Ces mêmes droits de douane pourraient également entraîner une augmentation des factures au Canada. C'est contre-intuitif, mais une baisse des exportations pourrait se traduire par une réduction des revenus à l’échelle nationale. L'électricité vendue est souvent de l'électricité excédentaire, qui n’est pas nécessaire à ce moment-là. En période de surplus de production, comme de l'énergie éolienne ou hydroélectrique, vendre à nos voisins est une solution bénéfique pour tous.

Par ailleurs, même si le Canada est un exportateur net, nous continuons à importer de l’électricité des États-Unis, et ces importations sont importantes dans les régions où elles sont utilisées. La Colombie-Britannique traverse un cycle de sécheresse et a dû accroître ses importations d'électricité ces dernières années. Si les coûts de l'électricité augmentent aux États-Unis, le prix des exportations américaines vers le Canada augmentera également.

Nous surveillons également l'impact sur l'ensemble de la chaîne d'approvisionnement. Là encore, on parle de perturbations, et pour un secteur réglementé qui a de longs délais de planification, d'approbation et d'approvisionnement, les droits de douane apportent beaucoup d'incertitudes dans la chaîne d'approvisionnement en ce qui concerne les coûts et la disponibilité. Cela affecte non seulement les nouveaux projets, mais également la maintenance et la modernisation.

En plus des droits de douane, quels sont les autres aspects des relations entre les États-Unis et le Canada qui nous préoccupent actuellement?

Nous suivons également l’orientation que prendra la politique énergétique des États-Unis. Le nouveau gouvernement a des priorités nettement distinctes de celles du gouvernement précédent, et se concentre davantage sur le développement de la production nationale de pétrole et de gaz. Une grande partie de la politique menée au cours des quatre dernières années sera suspendue ou annulée. L'incertitude réglementaire est importante et je pense que cela constitue un élément majeur à surveiller : des changements auront-ils lieu dans les structures du marché ou dans les hypothèses réglementaires?

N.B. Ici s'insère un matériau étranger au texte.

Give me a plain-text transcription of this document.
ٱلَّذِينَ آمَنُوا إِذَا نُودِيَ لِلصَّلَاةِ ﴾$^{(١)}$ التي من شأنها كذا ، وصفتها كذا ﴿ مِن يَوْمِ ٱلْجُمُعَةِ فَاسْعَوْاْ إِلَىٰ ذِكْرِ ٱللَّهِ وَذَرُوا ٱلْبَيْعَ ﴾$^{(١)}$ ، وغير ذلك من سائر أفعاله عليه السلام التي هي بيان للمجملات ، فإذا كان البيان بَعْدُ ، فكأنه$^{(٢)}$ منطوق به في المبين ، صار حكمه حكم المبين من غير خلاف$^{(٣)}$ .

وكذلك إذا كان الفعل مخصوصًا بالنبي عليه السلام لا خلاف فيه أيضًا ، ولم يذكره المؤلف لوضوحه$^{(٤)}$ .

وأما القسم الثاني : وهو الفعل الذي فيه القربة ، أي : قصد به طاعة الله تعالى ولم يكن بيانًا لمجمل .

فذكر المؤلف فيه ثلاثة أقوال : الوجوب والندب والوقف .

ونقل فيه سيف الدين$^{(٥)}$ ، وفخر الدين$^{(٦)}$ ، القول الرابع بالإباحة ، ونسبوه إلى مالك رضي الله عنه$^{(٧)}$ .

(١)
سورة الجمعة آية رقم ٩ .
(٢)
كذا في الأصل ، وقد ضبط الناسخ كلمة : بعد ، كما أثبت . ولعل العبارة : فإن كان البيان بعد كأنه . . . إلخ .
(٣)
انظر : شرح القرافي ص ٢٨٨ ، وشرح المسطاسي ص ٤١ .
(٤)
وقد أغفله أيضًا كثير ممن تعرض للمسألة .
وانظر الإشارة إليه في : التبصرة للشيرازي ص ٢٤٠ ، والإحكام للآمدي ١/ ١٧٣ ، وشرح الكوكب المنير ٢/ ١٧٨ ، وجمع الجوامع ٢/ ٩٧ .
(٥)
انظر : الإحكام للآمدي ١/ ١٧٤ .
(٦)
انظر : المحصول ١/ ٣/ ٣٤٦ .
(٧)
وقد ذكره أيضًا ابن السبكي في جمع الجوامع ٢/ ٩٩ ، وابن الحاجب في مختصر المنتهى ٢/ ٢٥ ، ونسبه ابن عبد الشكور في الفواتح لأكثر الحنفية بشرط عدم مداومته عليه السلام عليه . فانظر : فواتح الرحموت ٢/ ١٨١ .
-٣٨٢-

Quelles actions avez-vous menées, vous et les membres de l'équipe des relations gouvernementales d'Électricité Canada?

Nous avons été bien occupés! Nous sommes en discussion avec trois groupes principaux. Le premier est constitué de nos membres, en particulier ceux œuvrant dans la commercialisation énergétique, les relations gouvernementales ou la chaîne d'approvisionnement. Nous devons comprendre leurs préoccupations et leurs priorités face à l'évolution du paysage américain.

Nous avons également échangé avec des représentants clés du gouvernement canadien pour partager des informations sur l'industrie et mieux comprendre la réflexion derrière la planification d'une réponse, et la manière dont nous pouvons informer et soutenir cette démarche d'une manière unifiée. Ceci est très important.

Nous avons aussi transmis le message directement aux États-Unis, en rencontrant des dirigeants d'associations industrielles et des parties prenantes. Alors que le nouveau gouvernement s'installe, nous rencontrerons également les responsables de la politique énergétique, comme nous le faisons depuis des années. Le commerce de l'électricité est un élément fonctionnant si bien, depuis des décennies, dans la relation transfrontalière, que cela passe inaperçu pour beaucoup. Mais dans l’ensemble, je constate qu'une fois que l'on examine les avantages que les deux pays en retirent, les gens en comprennent vraiment l’enjeu et la valeur.